- Trafalgar Location within Nova Scotia
- Coordinates: 45°17′17″N 62°39′34″W﻿ / ﻿45.28806°N 62.65944°W
- Country: Canada
- Province: Nova Scotia
- Municipality: Municipality of Pictou County Saint Marys Municipal District Halifax Regional Municipality

Government
- • Governing Council: Pictou County Municipal Council Saint Marys Municipal District Council Halifax Regional Council
- Highest elevation: 205 m (673 ft)
- Lowest elevation: 120 m (390 ft)
- Time zone: UTC-4 (AST)
- • Summer (DST): UTC-3 (ADT)
- Canadian Postal code: B0K 1C0
- Area code: 902
- Telephone exchange: 522
- GNBC Code: CBMGP

= Trafalgar, Nova Scotia =

Trafalgar is a Canadian rural community located inland from Nova Scotia's Eastern Shore. While it is named after the Battle of Trafalgar, it is not pronounced the same as Trafalgar England. Emphasis is on the first syllable traf'-el-GAR.
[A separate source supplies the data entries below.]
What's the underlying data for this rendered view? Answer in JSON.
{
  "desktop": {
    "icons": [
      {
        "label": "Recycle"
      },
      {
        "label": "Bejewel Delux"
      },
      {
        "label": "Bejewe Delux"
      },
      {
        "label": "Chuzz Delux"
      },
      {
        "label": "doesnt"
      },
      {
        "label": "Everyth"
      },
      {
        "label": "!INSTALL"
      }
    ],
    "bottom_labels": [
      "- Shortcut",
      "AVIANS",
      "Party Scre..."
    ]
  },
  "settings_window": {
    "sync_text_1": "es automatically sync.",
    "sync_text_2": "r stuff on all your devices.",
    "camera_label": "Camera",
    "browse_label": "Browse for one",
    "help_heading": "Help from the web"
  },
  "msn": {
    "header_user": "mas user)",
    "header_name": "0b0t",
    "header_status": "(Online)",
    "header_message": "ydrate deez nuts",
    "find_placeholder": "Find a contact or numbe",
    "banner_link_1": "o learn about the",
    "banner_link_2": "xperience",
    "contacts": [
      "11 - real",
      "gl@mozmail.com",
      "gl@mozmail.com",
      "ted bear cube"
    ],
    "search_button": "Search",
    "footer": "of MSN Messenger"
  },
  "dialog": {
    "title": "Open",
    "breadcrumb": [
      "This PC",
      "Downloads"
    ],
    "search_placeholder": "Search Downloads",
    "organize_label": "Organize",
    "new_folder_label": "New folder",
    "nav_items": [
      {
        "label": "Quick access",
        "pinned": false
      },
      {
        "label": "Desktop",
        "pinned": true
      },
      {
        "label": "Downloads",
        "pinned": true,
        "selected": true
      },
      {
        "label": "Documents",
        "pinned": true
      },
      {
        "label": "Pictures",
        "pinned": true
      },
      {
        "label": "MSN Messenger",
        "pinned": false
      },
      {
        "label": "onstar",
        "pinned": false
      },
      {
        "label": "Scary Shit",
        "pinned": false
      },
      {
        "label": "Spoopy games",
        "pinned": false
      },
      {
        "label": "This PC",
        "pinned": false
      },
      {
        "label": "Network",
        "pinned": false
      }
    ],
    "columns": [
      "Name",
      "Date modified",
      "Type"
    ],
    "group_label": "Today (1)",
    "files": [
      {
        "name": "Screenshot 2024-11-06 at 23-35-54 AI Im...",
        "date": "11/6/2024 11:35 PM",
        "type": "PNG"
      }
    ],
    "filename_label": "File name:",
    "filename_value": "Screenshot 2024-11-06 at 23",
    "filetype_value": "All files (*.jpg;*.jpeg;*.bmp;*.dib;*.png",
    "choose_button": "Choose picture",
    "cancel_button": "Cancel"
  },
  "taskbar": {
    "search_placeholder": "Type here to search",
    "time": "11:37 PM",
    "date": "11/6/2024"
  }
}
It is located at the boundaries of Pictou County, Guysborough County (specifically the Municipality of the District of St. Mary's) and Halifax County (specifically the Halifax Regional Municipality).
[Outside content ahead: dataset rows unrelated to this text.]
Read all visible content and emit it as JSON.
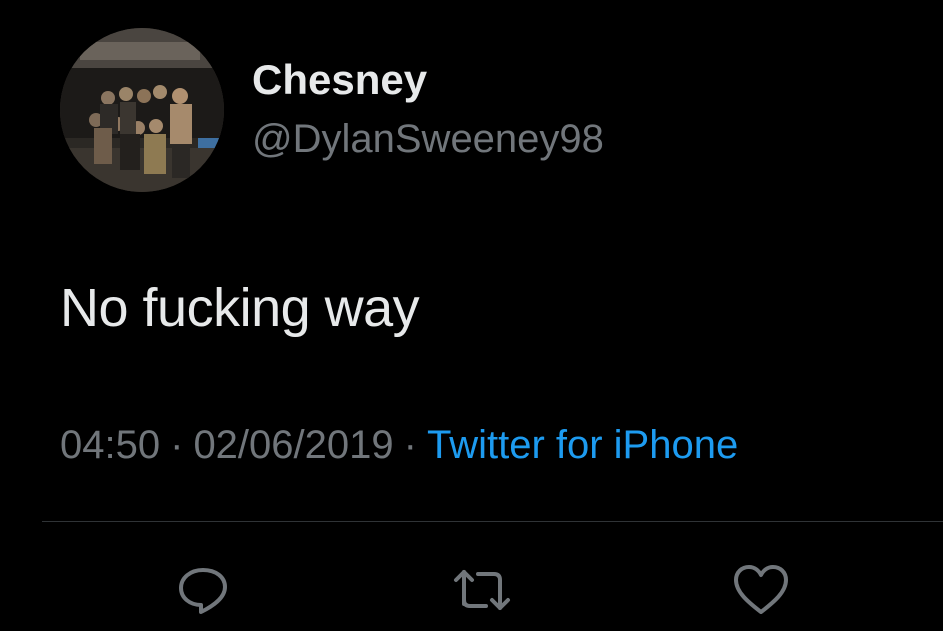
{
  "tweet": {
    "author": {
      "display_name": "Chesney",
      "handle": "@DylanSweeney98",
      "avatar_icon": "group-photo-avatar"
    },
    "text": "No fucking way",
    "time": "04:50",
    "separator": "·",
    "date": "02/06/2019",
    "source": "Twitter for iPhone"
  },
  "actions": {
    "reply_icon": "reply-icon",
    "retweet_icon": "retweet-icon",
    "like_icon": "heart-icon"
  },
  "colors": {
    "background": "#000000",
    "primary_text": "#e7e9ea",
    "secondary_text": "#71767b",
    "link": "#1d9bf0",
    "divider": "#2f3336"
  }
}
Trafalgar is located on Route 374 at the north end of the Liscomb Sanctuary and an associated forest fire-fighting station.
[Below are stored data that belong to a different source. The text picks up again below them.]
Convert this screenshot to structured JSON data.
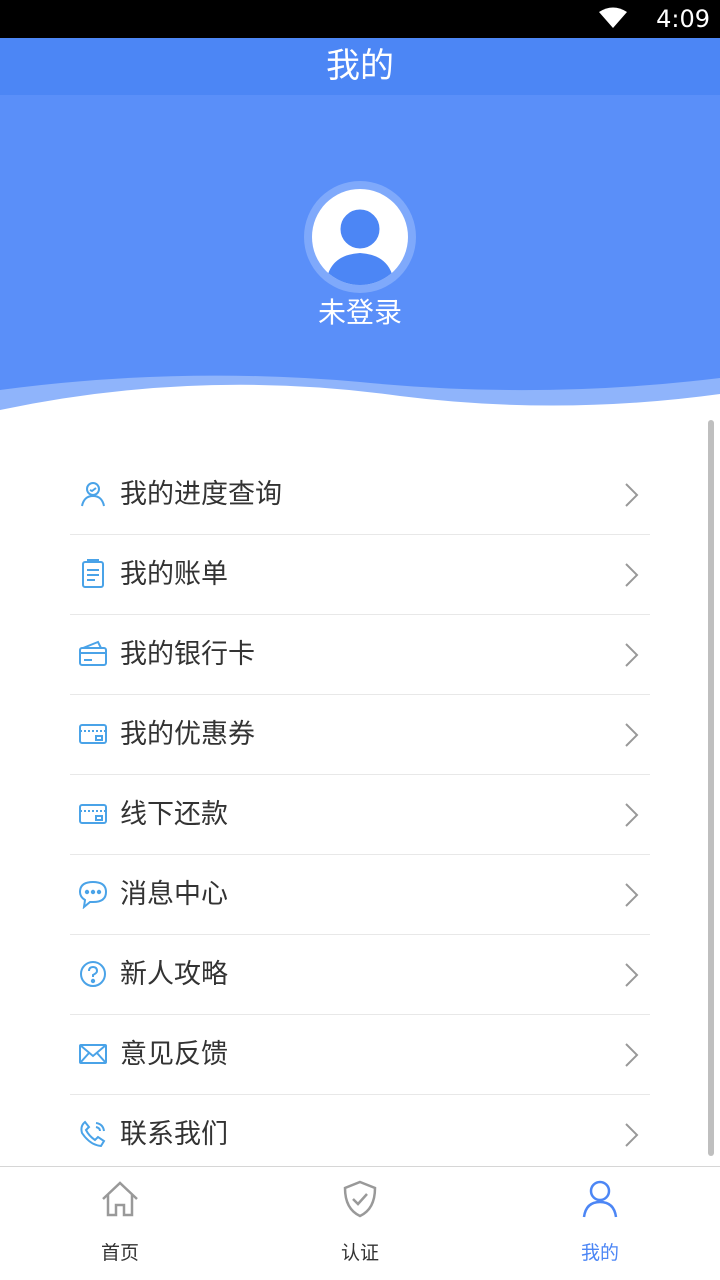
{
  "status_bar": {
    "time": "4:09",
    "icons": [
      "wifi-icon"
    ]
  },
  "header": {
    "title": "我的",
    "login_status": "未登录",
    "avatar_icon": "user-avatar-icon"
  },
  "menu": {
    "items": [
      {
        "label": "我的进度查询",
        "icon": "user-progress-icon"
      },
      {
        "label": "我的账单",
        "icon": "bill-icon"
      },
      {
        "label": "我的银行卡",
        "icon": "bank-card-icon"
      },
      {
        "label": "我的优惠券",
        "icon": "coupon-icon"
      },
      {
        "label": "线下还款",
        "icon": "card-icon"
      },
      {
        "label": "消息中心",
        "icon": "chat-icon"
      },
      {
        "label": "新人攻略",
        "icon": "question-icon"
      },
      {
        "label": "意见反馈",
        "icon": "mail-icon"
      },
      {
        "label": "联系我们",
        "icon": "phone-icon"
      }
    ]
  },
  "bottom_nav": {
    "items": [
      {
        "label": "首页",
        "icon": "home-icon",
        "active": false
      },
      {
        "label": "认证",
        "icon": "shield-check-icon",
        "active": false
      },
      {
        "label": "我的",
        "icon": "user-icon",
        "active": true
      }
    ]
  },
  "colors": {
    "primary": "#4c86f5",
    "header_bg": "#5a8ff9",
    "icon_blue": "#4aa3e8",
    "text": "#333333"
  }
}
==Porcupine Lake-Trafalgar Forest Fire==
During the summer of 1976, a small brush fire of unknown ignition broke out with the fire quickly spreading to surrounding wilderness. It eventually consumed some 32000 acre of forest. Pilot William Burtt of Dominion Pegasus helicopters was dispatched from Cape Breton Island. Burtt, flying a Bell 206 jet ranger, selflessly provided relentless aerial attack. Through his diligent & heroic actions, Burtt was able to save the lives of a boy scout troop trapped by the fire.